Василий Аксенов - Сборник
На палубе застучали сапоги, в кают-компанию вошел вахтенный и сообщил, что привезли муку и мясо и что капитан велел передать: он пошел в управление качать права насчет кинолент.
— Иван, Боря, Гера, — сказал чиф, — кончайте вашу трапезу и идите принимать провиант, а остальные пусть занимаются своим делом.
— Черт, — сказал боцман, — выйдем мы завтра или нет?
— А кто их знает, — проворчал чиф, — ты же знаешь, чем они там думают.
Дело в том, что мы уже неделю назад кончили малый ремонт, завтра мы должны выходить в море, а из управления еще не сообщили, куда нам идти — на сельдь ли в Алютерку, на минтая ли к Приморью или опять на сайру к острову Шикотан.
Мы с Иваном и Борей вышли на палубу и начали таскать с причала мешки с мукой и бараньи туши. Я старался таскать мешки с мукой. Нет, я не чистоплюй какой-нибудь, но мне всегда становится немного не по себе, когда я вижу эти красные с белыми жилами туши, промерзшие и твердые. Когда-то ведь были курчавые, теплые…
Солнце село, и круглые верхушки сопок стали отчетливо видны под розовым небом. В Петрове уже зажигались огни на улицах. За волноломом быстро сгущались сумерки, но все еще была видна проломанная во льду буксирами дорога в порт, льдины и разводы, похожие на причудливый кафельный орнамент. Завтра и мы уйдем по этой дороге, и снова — пять месяцев качки, ежедневных ледяных бань, тяжелых снов в кубрике, тоски о ней. Так я ее и не увидел за эту неделю после ремонта. Сегодня я отправлю ей последнее письмо, и в нем стихи, которые написал вчера:
Ветерок листву едва колышет
и, шурша, сбегает с крутизны.
Солнце, где-то спрятавшись за крыши,
загляделось в зеркальце луны.
Вот и мне никак не оторваться
от больших печальных глаз…
Вчера я читал эти стихи в кубрике, и ребята ужасно растрогались. Иван вскрыл банку компота и сказал: «Давай, поэт, рубай, таланту нужны соки».

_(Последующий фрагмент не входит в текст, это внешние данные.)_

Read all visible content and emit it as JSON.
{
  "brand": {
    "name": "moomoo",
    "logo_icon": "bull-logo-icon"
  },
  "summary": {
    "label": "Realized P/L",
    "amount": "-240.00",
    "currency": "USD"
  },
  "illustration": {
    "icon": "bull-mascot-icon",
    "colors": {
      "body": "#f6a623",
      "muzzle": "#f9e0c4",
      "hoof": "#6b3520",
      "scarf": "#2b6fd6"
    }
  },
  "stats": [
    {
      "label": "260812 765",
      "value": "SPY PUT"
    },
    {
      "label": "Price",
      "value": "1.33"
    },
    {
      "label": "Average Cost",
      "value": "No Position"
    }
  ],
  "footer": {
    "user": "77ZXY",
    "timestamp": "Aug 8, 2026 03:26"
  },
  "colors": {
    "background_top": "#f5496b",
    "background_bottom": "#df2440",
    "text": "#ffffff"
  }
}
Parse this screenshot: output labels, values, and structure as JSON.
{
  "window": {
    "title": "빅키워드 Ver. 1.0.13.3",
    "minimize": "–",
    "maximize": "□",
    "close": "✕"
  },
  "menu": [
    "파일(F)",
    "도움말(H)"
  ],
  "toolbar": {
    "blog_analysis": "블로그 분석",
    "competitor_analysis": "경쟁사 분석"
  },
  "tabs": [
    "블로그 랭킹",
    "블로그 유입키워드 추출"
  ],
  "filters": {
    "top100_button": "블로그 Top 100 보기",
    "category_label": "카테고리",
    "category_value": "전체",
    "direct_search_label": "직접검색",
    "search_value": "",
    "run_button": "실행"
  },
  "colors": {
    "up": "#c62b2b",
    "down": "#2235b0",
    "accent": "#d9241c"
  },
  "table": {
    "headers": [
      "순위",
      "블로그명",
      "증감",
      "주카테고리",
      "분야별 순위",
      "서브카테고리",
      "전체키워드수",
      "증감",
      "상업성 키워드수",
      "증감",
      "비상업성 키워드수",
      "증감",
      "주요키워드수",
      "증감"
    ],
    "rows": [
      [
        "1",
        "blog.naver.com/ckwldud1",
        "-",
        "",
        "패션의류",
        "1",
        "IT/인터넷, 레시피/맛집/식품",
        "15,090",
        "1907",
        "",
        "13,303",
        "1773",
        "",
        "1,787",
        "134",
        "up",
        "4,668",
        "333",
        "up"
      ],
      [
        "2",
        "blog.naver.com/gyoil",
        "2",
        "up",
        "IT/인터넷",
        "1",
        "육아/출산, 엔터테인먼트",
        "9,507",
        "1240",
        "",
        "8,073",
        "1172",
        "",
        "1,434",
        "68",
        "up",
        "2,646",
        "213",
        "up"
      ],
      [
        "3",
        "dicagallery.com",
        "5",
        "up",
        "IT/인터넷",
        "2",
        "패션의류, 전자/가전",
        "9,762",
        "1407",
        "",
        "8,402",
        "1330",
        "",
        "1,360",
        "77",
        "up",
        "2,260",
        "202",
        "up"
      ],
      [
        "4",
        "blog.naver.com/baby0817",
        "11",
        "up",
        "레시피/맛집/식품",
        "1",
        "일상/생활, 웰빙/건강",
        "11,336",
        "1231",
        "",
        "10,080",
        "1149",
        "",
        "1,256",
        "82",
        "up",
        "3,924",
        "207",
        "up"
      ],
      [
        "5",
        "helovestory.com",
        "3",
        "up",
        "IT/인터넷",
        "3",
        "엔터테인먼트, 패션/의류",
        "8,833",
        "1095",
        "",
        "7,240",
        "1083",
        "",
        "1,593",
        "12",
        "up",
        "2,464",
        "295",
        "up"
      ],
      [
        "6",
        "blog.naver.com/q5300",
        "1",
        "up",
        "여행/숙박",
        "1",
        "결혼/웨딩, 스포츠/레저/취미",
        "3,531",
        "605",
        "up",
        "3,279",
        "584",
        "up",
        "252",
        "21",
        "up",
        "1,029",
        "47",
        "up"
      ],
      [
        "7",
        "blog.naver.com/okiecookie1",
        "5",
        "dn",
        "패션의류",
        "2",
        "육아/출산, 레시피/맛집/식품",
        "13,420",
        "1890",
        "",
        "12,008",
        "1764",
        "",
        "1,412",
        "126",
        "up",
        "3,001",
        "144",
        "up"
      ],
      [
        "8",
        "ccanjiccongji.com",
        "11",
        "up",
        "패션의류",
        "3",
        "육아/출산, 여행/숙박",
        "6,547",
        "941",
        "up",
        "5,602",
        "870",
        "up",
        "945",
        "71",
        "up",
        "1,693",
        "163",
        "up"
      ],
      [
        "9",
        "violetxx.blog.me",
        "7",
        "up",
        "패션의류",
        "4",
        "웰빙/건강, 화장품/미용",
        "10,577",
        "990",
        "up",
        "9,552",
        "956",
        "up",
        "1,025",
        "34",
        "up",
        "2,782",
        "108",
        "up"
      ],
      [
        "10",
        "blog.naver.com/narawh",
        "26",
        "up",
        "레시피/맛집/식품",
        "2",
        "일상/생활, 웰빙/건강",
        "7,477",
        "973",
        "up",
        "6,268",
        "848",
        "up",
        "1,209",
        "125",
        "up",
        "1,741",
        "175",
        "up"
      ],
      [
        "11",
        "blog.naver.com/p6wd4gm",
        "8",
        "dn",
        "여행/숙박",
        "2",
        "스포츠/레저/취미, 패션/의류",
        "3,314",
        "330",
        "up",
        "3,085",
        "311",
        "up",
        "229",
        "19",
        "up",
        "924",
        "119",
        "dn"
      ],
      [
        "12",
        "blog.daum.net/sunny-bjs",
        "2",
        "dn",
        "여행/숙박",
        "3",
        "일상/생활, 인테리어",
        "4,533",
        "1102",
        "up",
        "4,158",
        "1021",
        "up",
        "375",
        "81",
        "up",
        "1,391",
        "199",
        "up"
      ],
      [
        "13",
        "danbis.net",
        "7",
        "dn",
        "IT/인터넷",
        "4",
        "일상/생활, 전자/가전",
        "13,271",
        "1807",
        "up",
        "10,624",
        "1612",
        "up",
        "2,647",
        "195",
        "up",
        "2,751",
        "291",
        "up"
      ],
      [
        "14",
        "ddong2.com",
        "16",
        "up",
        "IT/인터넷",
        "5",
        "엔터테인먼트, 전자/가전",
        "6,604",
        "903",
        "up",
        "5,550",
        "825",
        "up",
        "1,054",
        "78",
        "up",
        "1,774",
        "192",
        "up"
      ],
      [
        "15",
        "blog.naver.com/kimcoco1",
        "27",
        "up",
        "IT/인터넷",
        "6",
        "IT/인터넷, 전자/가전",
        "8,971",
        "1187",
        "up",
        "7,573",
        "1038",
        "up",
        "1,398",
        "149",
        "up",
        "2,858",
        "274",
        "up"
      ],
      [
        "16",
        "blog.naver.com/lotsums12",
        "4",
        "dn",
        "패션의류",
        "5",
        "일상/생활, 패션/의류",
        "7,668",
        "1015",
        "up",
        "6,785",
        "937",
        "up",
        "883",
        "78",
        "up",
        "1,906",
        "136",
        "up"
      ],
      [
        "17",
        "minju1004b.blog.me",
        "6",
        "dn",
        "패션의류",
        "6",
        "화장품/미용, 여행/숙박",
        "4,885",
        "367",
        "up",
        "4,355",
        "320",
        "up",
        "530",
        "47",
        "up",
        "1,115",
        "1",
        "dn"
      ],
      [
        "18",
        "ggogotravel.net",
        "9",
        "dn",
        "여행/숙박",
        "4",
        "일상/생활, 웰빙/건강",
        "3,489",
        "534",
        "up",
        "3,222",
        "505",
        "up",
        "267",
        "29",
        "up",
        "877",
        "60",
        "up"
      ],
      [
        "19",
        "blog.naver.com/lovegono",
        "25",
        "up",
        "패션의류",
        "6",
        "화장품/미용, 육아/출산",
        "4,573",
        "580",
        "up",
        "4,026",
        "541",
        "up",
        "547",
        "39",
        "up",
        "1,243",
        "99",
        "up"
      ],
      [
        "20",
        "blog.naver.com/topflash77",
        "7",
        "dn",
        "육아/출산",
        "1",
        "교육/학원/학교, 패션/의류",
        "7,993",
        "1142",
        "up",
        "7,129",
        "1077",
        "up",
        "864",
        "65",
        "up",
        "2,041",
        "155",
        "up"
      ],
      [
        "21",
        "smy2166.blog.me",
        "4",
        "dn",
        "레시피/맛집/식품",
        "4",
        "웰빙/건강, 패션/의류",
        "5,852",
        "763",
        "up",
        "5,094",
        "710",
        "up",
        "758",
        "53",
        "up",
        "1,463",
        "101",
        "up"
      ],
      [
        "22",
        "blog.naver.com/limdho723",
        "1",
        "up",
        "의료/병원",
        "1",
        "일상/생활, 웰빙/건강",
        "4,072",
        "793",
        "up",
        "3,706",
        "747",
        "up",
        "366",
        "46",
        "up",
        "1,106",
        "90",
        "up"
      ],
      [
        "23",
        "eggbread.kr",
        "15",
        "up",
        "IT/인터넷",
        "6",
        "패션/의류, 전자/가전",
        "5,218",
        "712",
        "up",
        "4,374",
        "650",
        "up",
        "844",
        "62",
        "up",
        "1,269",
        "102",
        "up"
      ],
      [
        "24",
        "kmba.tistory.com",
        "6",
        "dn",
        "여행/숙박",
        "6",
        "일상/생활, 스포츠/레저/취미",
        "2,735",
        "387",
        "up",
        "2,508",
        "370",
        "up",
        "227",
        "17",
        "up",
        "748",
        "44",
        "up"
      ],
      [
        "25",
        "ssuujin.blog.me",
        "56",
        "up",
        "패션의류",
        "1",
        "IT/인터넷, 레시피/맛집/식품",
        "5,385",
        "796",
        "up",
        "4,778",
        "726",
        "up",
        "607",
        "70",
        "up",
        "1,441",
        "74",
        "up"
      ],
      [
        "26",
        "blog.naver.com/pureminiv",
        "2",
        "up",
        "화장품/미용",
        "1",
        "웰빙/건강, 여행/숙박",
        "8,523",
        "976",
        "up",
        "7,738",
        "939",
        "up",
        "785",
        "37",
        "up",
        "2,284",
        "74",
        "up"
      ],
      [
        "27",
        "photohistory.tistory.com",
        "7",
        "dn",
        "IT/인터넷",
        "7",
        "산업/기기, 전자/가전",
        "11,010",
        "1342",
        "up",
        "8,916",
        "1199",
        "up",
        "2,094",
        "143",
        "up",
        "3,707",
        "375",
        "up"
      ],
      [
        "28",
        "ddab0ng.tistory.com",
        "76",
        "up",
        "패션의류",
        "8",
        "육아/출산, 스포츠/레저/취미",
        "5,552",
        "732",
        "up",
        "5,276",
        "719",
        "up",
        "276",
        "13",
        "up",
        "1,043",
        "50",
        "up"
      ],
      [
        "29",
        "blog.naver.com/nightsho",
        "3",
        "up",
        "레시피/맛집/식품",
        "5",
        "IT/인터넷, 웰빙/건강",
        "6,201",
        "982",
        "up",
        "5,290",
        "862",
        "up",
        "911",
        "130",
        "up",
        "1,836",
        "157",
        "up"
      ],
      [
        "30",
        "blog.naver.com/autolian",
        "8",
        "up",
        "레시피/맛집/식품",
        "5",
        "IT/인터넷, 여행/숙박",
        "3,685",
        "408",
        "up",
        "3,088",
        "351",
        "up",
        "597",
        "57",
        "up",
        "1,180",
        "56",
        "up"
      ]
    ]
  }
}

Интересно, что она мне ответит. На все мои письма она ответила только один раз. «Здравствуйте, Гера! Извините, что долго не отвечала, очень была занята. У нас в Шлакоблоках дела идут ничего, недавно сдали целый комплекс жилых зданий. Живем мы ничего, много сил отдаем художественной самодеятельности…» — и что- то еще. И ни слова о стихах, и без ответа на мой вопрос. Она плясунья. Я видел однажды, как она плясала, звенела монистами, слово забыв обо всем на свете. Так она и пляшет передо мной все ночи в море, поворачивается, вся звеня, мелко-мелко перебирая сафьяновыми сапожками. А глаза у нее не печальные. Это мне бы хотелось, чтобы они были печальными. У нее глаза рассеянные, а иногда какието странные, сумасшедшие.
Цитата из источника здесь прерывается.